User:Firespeaker/GSoC2014/Application draft
< User:Firespeaker | GSoC2014
Jump to navigation
Jump to search
Revision as of 19:29, 12 March 2014 by Firespeaker (talk | contribs)
- Name:
- Jonathan North Washington
- E-mail address / gtalk:
- (fill in)
- Other information that may be useful to contact you:
- cell phone: (fill in)
- Why is it you are interested in machine translation? / Why is it that they are interested in the Apertium project?
- I got interested in MT between Turkic languages in 2011 when I mentored Mirlan's tur-kir project. I found that with my familiarity with linguistics, my knowledge of the languages, and my bravery with new formalisms, I was able to learn quickly and do useful work. I've been active in Apertium ever since. I'm a Turkic linguist specialising in phonology, phonetics, and socio-historical linguistics, but because of my work with Apertium, I have started to consider myself a computational linguist as well.
- Which of the published tasks are you interested in? What do you plan to do?
- I plan to "Adopt an unreleased language pair", or in this case three: tur-kir, kaz-kir, tur-uzb. These three pairs were developed originally as GSoC projects, but none of them made it to release quality (they are all currently in the nursery). My goal is to bring tur-kir and kaz-kir to release quality (trunk), and bring tur-uzb to at least "working" quality (staging).
- Include a proposal, including
- a title,
- Bringing tur-kir, kaz-kir, and tur-uzb out of Nursery
- reasons why Google and Apertium should sponsor it,
- These are three pairs that could be brought to (or very near to) production quality without too much work. There are probably not many other people who know these languages all well enough and are familiar enough with the pairs to accomplish this in one summer. If successful, this project would add three more production-quality pairs to Apertium's inventory, quadrupling the number of Turkic pairs in production.

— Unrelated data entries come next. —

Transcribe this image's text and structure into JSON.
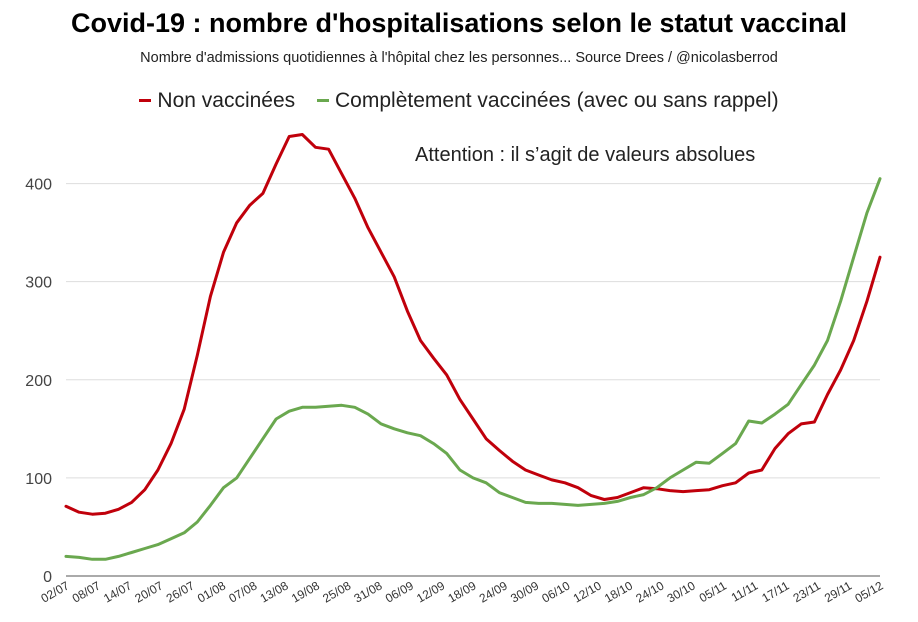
{
  "chart_data": {
    "type": "line",
    "title": "Covid-19 : nombre d'hospitalisations selon le statut vaccinal",
    "subtitle": "Nombre d'admissions quotidiennes à l'hôpital chez les personnes... Source Drees / @nicolasberrod",
    "annotation": "Attention : il s’agit de valeurs absolues",
    "xlabel": "",
    "ylabel": "",
    "ylim": [
      0,
      450
    ],
    "yticks": [
      0,
      100,
      200,
      300,
      400
    ],
    "x_tick_labels": [
      "02/07",
      "08/07",
      "14/07",
      "20/07",
      "26/07",
      "01/08",
      "07/08",
      "13/08",
      "19/08",
      "25/08",
      "31/08",
      "06/09",
      "12/09",
      "18/09",
      "24/09",
      "30/09",
      "06/10",
      "12/10",
      "18/10",
      "24/10",
      "30/10",
      "05/11",
      "11/11",
      "17/11",
      "23/11",
      "29/11",
      "05/12"
    ],
    "grid": true,
    "legend_position": "top",
    "series": [
      {
        "name": "Non vaccinées",
        "color": "#c0000b",
        "values": [
          71,
          65,
          63,
          64,
          68,
          75,
          88,
          108,
          135,
          170,
          225,
          285,
          330,
          360,
          378,
          390,
          420,
          448,
          450,
          437,
          435,
          410,
          385,
          355,
          330,
          305,
          270,
          240,
          222,
          205,
          180,
          160,
          140,
          128,
          117,
          108,
          103,
          98,
          95,
          90,
          82,
          78,
          80,
          85,
          90,
          89,
          87,
          86,
          87,
          88,
          92,
          95,
          105,
          108,
          130,
          145,
          155,
          157,
          185,
          210,
          240,
          280,
          325
        ]
      },
      {
        "name": "Complètement vaccinées (avec ou sans rappel)",
        "color": "#6aa84f",
        "values": [
          20,
          19,
          17,
          17,
          20,
          24,
          28,
          32,
          38,
          44,
          55,
          72,
          90,
          100,
          120,
          140,
          160,
          168,
          172,
          172,
          173,
          174,
          172,
          165,
          155,
          150,
          146,
          143,
          135,
          125,
          108,
          100,
          95,
          85,
          80,
          75,
          74,
          74,
          73,
          72,
          73,
          74,
          76,
          80,
          83,
          90,
          100,
          108,
          116,
          115,
          125,
          135,
          158,
          156,
          165,
          175,
          195,
          215,
          240,
          280,
          325,
          370,
          405
        ]
      }
    ]
  }
}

- a description of how and who it will benefit in society,
- Over 80 million people speak the four languages involved as a first language, and they all stand to benefit from this project.
- and a detailed work plan (including, if possible, a brief schedule with milestones and deliverables).
- Include time needed to think, to program, to document and to disseminate.
- a title,
- List your skills and give evidence of your qualifications. Tell us what is your current field of study, major, etc. Convince us that you can do the work. In particular we would like to know whether you have programmed before in open-source projects.
- I have been involved with Apertium since 2011, and have extensive experience writing and improving morphological transducers. I also have a reasonable amount of experience with bidix, CG, and lrx, and can manage transfer. I will need to develop my skills in running testvoc, as that will be another large focus of the work. As far as the languages go, I'm proficient in Kyrgyz and Kazakh, and can get by in and read Uzbek and Turkish (often with the help of a dictionary). I also work on the linguistics of all of these languages (especially Kazakh and Kyrgyz), and have a "deep" understanding of the way all of these languages work. I have at my disposal dictionaries and grammars for all the languages. I also know potential consultants for most of them available as well, which will be important for getting post-edited texts to get WER numbers on.
- List any non-Summer-of-Code plans you have for the Summer, especially employment, if you are applying for internships, and class-taking. Be specific about schedules and time commitments. we would like to be sure you have at least 30 free hours a week to develop for our project.
- I will essentially be free for the entire period of GCI. My semester (and current work) end on May 2, and I will resume such activities on August 25. I will probably be doing minimal hourly tutoring-type work for a few weeks in May, and may lose a day here and there in June and July for attending a conference, domestic road travel, etc. I also plan to be working on my dissertation project over the summer, but I do not expect it to interfere with GSoC as I will not have any "crunch times" related to it during that period. During previous breaks from study/work, even with other looming deadlines, I have easily spent 30 hours a week on Apertium-related work.